Blair attacks 'conspiracy theorist' critics in US interview
Tony Blair criticised the Iraq Inquiry last night, claiming that it was part of a British obsession with conspiracy, deceit and scandal.
He called for an end to speculation over his motives for taking the country to war in his first interview since his appearance before the inquiry last month.
Yesterday Sir John Chilcot, the inquiry's chairman, ended the first phase of its investigation with a warning that some witnesses could be recalled where there were "gaps" in their evidence or official documents.
Mr Blair betrayed his frustration during a television interview in the United States. Mike Huckabee, a Republican who made a failed attempt to contest the presidency for his party in 2008, asked why there had been four "relentless" inquiries into the Iraq war.
The former Prime Minister smiled ruefully and replied: "I think it's partly because we have this curious habit – I don't think it's confined to Britain actually – where people find it hard to come to the point where they say: 'We disagree – you're a reasonable person, I'm a reasonable person – but we disagree.' There's always got to be a scandal as to why you hold your view. There's got to be some conspiracy behind it – some great deceit that's gone on, and people just find it hard to understand that it's possible for people to have different points of view and hold them reasonably for genuine reasons. So I think there's continual desire to sort of uncover some great conspiracy when actually there's a decision at the heart of it – but there it is."

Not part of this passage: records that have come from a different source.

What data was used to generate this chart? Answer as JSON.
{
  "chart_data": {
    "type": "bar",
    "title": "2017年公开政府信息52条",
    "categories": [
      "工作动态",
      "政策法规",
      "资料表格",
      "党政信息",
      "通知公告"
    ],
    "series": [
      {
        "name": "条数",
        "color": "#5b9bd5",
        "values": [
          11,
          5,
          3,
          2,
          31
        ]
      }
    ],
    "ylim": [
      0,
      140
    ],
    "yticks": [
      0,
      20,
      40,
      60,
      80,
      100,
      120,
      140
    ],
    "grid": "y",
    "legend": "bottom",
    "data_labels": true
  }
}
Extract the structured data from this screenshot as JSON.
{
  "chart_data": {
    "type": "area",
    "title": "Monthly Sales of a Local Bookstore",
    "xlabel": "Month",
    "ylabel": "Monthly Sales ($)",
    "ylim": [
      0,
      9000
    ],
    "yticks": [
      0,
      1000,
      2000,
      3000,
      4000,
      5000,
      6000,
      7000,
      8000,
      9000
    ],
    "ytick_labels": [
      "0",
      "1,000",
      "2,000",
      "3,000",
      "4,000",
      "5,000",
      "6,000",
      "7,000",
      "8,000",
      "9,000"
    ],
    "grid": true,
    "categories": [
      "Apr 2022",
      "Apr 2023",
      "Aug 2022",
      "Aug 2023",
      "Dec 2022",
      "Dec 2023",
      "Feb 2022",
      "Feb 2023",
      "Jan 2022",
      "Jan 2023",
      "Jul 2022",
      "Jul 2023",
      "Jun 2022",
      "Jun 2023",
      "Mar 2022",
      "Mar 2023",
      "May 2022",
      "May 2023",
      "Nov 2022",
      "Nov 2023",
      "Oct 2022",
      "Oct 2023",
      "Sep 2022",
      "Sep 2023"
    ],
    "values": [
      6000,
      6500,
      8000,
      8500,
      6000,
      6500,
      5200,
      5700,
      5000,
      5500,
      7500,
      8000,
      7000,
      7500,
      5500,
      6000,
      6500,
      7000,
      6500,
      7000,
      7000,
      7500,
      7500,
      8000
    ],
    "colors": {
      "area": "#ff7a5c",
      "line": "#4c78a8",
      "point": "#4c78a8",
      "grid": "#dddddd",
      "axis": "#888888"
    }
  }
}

During his cross-examination at the Chilcot inquiry, Mr Blair defended his decision to back the invasion and denied that the intelligence used to support the war was manipulated. He also faced tough criticism for refusing to express regret for the conflict, in which 179 British soldiers died.
It is widely expected that Mr Blair will be among the witnesses who are summoned back before the inquiry. Yesterday, Sir John said his team was receiving new paperwork relating to the war all the time. He said: "Over the next few months we shall examine all the evidence we have received, including those documents.
"That will enable us to see where the evidence joins together and where there are gaps. Only then can we decide the further evidence we need, the issues and points which need to be clarified and the identity of the witnesses we may wish to question in the next round of public hearings in the summer."
Making his second appearance before the inquiry, Jack Straw, who was Foreign Secretary, denied blocking detailed cabinet discussion on the Attorney General's advice on the legality of military action.
He said: "The Cabinet were fully aware that the arguments were evenly balanced. It was impossible to open a newspaper without being fully aware of the balance of the arguments."
He insisted he had no recollection of the claim by the then International Development Secretary, Clare Short, that she was "jeered" when she tried to question Lord Goldsmith's opinion.
Mr Straw, who is now the Justice Secretary, said it was "simply untrue" to claim that the system of cabinet government had broken down under Mr Blair. He also defended his decision to overrule the advice of the senior Foreign Office legal adviser, Sir Michael Wood, that the use of force would be illegal without a specific mandate from the United Nations.